We’d climb up on a big box and then jump off it, falling to the ground. Sounds silly, right? But it helped. We were trained to try and roll down – one body part at a time. Kind of like soap opera actresses who roll to the ground when they faint at some shocking revelation – ankles, lower leg, upper leg, hips, torso, shoulder, then head.
Also, NEVER put your hands down to break your fall. I’ve seen many a person over the year break an arm by trying to stop their fall with their hands. I understand it’s difficult mentally to allow your body to hit the floor first, but here’s why you do: If you ever watch pro-wrasslin’ then watch how they land – perfectly flat back with arms outstretched. That’s so the impact is spread out, and not just one small area is absorbing the blow.
Here’s a super sweet video I found showing how-to do a wrasslin fall:
It’s kind of like how they say when running you should land more flat footed than with a heel strike – to spread out the force of impact over a larger area, instead of it all come through a concentrated point, thus reducing the shock and chance of injury.

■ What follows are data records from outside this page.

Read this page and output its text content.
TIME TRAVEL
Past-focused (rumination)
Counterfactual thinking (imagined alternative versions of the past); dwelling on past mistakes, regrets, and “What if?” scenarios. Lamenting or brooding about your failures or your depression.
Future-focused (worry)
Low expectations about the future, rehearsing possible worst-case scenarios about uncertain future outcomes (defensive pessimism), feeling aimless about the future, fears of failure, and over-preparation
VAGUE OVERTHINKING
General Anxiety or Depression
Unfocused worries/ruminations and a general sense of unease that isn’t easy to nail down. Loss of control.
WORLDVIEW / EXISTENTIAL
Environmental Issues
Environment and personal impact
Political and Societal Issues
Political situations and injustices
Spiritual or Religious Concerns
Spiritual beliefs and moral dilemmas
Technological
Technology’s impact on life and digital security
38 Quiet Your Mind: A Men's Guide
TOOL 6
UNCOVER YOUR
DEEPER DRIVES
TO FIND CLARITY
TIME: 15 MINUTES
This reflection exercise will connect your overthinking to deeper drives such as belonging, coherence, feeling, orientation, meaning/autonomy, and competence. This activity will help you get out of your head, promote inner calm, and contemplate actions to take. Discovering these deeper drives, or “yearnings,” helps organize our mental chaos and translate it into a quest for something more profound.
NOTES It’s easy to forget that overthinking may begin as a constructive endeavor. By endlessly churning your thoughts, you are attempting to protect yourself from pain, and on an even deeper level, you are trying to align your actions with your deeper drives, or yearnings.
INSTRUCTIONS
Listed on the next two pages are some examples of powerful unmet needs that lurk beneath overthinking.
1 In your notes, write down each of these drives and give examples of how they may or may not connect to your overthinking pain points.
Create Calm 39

Now you may be saying, “Dude, you jacked up your knee falling, why should we listen?” Here’s why, smart-arse. When I fell, my legs got tangled in some kind of metal wire – like a coat hanger. Unfortunately, there was a large rock that my knee hit on the way down. My other knee took a bump, but was ok. I can’t help that there was a rock. But peep this. Even though it was hard, I didn’t put my hands down to stop my fall. I stretched out my arms and allowed my torso, ribs, and arms to absorb the shock at once. It hurt like a muther, and I got all scraped up, yes, but it’s better than breaking a forearm.
So there ya go, them’s my tips for falling during a run. Good luck to you, and watch out for those rocks!
Do you have anything to add? How do you fall? Do you believe that pro wrestling is really just a soap for males?